25 April 2013

LIKE 45: Strictly Open

LIKE (London Information and Knowledge Exchange) always has interesting talks so my simple rule of thumb is to go to all that I can get to and not to worry too much what the actual subject.

And that's how I found myself at a talk on open data in academic research, which I found interesting.

We had three guides to take us through the topic, Ross Mounce of the Open Knowledge Foundation, Velichka Dimitrova, OpenEconomics coordinator, and John Murtagh a Project Officer whoo is Training in Data Management at the University of East London. Together they gave us a broad and consistent view of the subject.

As always I struggled to mix paying attention with taking notes and tweeting, so what follows is somewhat chaotic and I've applied some post-event clean-ups and analysis to try and make sense of it all. The mistakes are mine, not the speakers'.

Publishers have a monopoly on the academic papers they publish, irrespective of academics' wishes.

Academic material is non substitutable, there is only one source.
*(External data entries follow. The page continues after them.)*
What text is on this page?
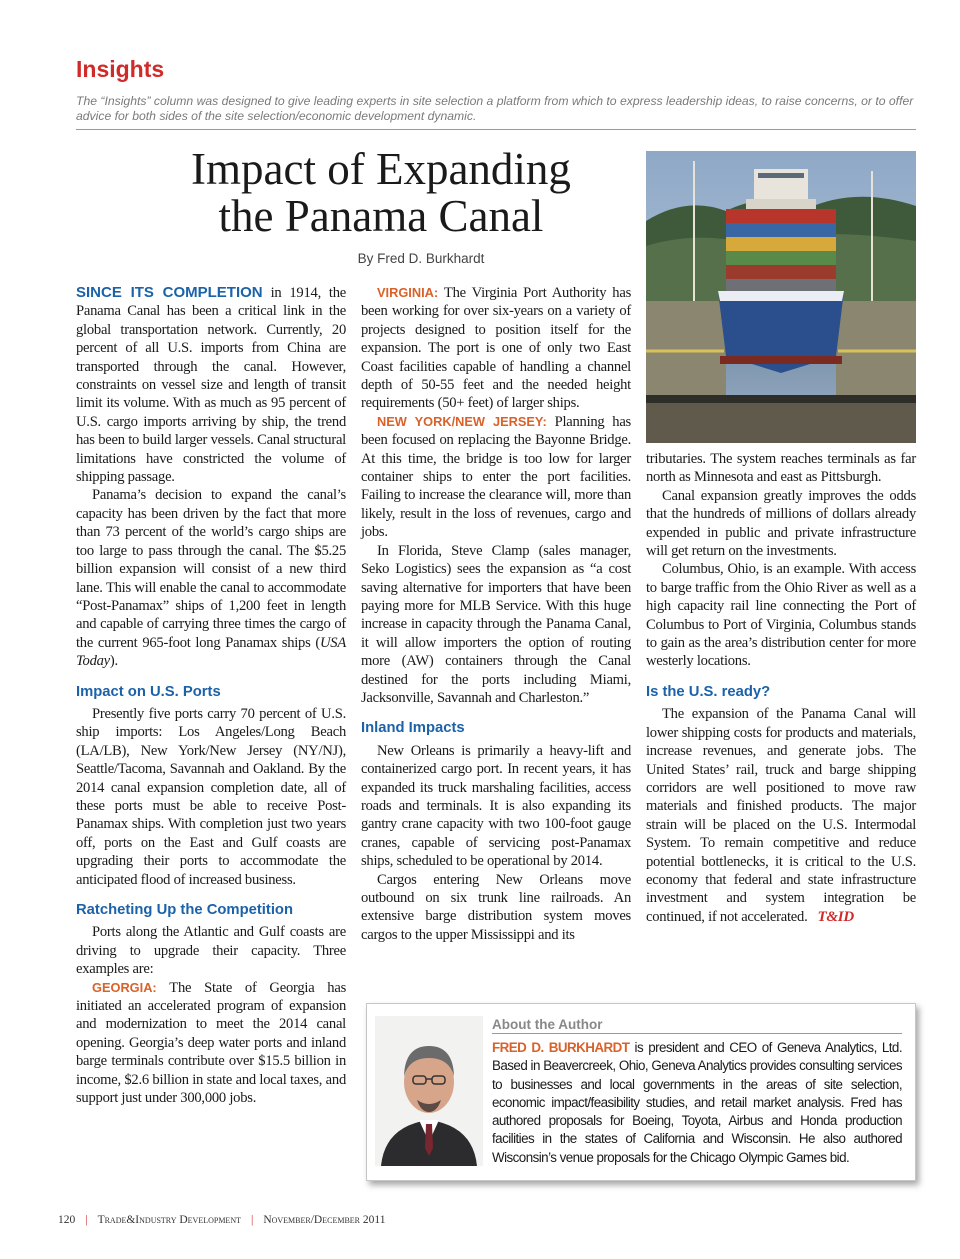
Insights
The “Insights” column was designed to give leading experts in site selection a platform from which to express leadership ideas, to raise concerns, or to offer advice for both sides of the site selection/economic development dynamic.
Impact of Expanding
the Panama Canal
By Fred D. Burkhardt

SINCE ITS COMPLETION in 1914, the Panama Canal has been a critical link in the global transportation network. Currently, 20 percent of all U.S. imports from China are transported through the canal. However, constraints on vessel size and length of transit limit its volume. With as much as 95 percent of U.S. cargo imports arriving by ship, the trend has been to build larger vessels. Canal structural limitations have constricted the volume of shipping passage.

Panama’s decision to expand the canal’s capacity has been driven by the fact that more than 73 percent of the world’s cargo ships are too large to pass through the canal. The $5.25 billion expansion will consist of a new third lane. This will enable the canal to accommodate “Post-Panamax” ships of 1,200 feet in length and capable of carrying three times the cargo of the current 965-foot long Panamax ships (USA Today).

Impact on U.S. Ports

Presently five ports carry 70 percent of U.S. ship imports: Los Angeles/Long Beach (LA/LB), New York/New Jersey (NY/NJ), Seattle/Tacoma, Savannah and Oakland. By the 2014 canal expansion completion date, all of these ports must be able to receive Post-Panamax ships. With completion just two years off, ports on the East and Gulf coasts are upgrading their ports to accommodate the anticipated flood of increased business.

Ratcheting Up the Competition

Ports along the Atlantic and Gulf coasts are driving to upgrade their capacity. Three examples are:

GEORGIA: The State of Georgia has initiated an accelerated program of expansion and modernization to meet the 2014 canal opening. Georgia’s deep water ports and inland barge terminals contribute over $15.5 billion in income, $2.6 billion in state and local taxes, and support just under 300,000 jobs.

VIRGINIA: The Virginia Port Authority has been working for over six-years on a variety of projects designed to position itself for the expansion. The port is one of only two East Coast facilities capable of handling a channel depth of 50-55 feet and the needed height requirements (50+ feet) of larger ships.

NEW YORK/NEW JERSEY: Planning has been focused on replacing the Bayonne Bridge. At this time, the bridge is too low for larger container ships to enter the port facilities. Failing to increase the clearance will, more than likely, result in the loss of revenues, cargo and jobs.

In Florida, Steve Clamp (sales manager, Seko Logistics) sees the expansion as “a cost saving alternative for importers that have been paying more for MLB Service. With this huge increase in capacity through the Panama Canal, it will allow importers the option of routing more (AW) containers through the Canal destined for the ports including Miami, Jacksonville, Savannah and Charleston.”

Inland Impacts

New Orleans is primarily a heavy-lift and containerized cargo port. In recent years, it has expanded its truck marshaling facilities, access roads and terminals. It is also expanding its gantry crane capacity with two 100-foot gauge cranes, capable of servicing post-Panamax ships, scheduled to be operational by 2014.

Cargos entering New Orleans move outbound on six trunk line railroads. An extensive barge distribution system moves cargos to the upper Mississippi and its

tributaries. The system reaches terminals as far north as Minnesota and east as Pittsburgh.

Canal expansion greatly improves the odds that the hundreds of millions of dollars already expended in public and private infrastructure will get return on the investments.

Columbus, Ohio, is an example. With access to barge traffic from the Ohio River as well as a high capacity rail line connecting the Port of Columbus to Port of Virginia, Columbus stands to gain as the area’s distribution center for more westerly locations.

Is the U.S. ready?

The expansion of the Panama Canal will lower shipping costs for products and materials, increase revenues, and generate jobs. The United States’ rail, truck and barge shipping corridors are well positioned to move raw materials and finished products. The major strain will be placed on the U.S. Intermodal System. To remain competitive and reduce potential bottlenecks, it is critical to the U.S. economy that federal and state infrastructure investment and system integration be continued, if not accelerated. T&ID

About the Author
FRED D. BURKHARDT is president and CEO of Geneva Analytics, Ltd. Based in Beavercreek, Ohio, Geneva Analytics provides consulting services to businesses and local governments in the areas of site selection, economic impact/feasibility studies, and retail market analysis. Fred has authored proposals for Boeing, Toyota, Airbus and Honda production facilities in the states of California and Wisconsin. He also authored Wisconsin’s venue proposals for the Chicago Olympic Games bid.
120 | Trade&Industry Development | November/December 2011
Research literature has a wider use beyond academia but they have no access to it. This is a block on further research and, hence, progress.

A lot of research is publicly funded but then hidden behind pay walls. Downloaded PDFs are not allowed to be mined electronically.

There is a basic conflict of interest at the heart of this debate; profit (for publishers etc.) v shared knowledge leading to new discoveries. Open Data helps us to stand on the shoulder of giants.

Need to share research data to understand/challenge the research, hence the new topic of Research Data Management.

Access to the data is required but it must also be controlled, i.e. used properly.

Need access to the publish data alongside the article that comes to conclusions from it. The data and data collection are separately citable. The data may even be more valuable than the report summarising it and the collection of data is a skill in its own right.

Data are information, and librarians know how to manage information.

My summary of the summary is that we have been used to KM being at the top of a Data > Information > Knowledge pyramid and that means that the importance of Data has sometimes been overlooked.

After the talks LIKE does what it always does and the conversations continued over food and drinks as the social element of the evening came to the fore.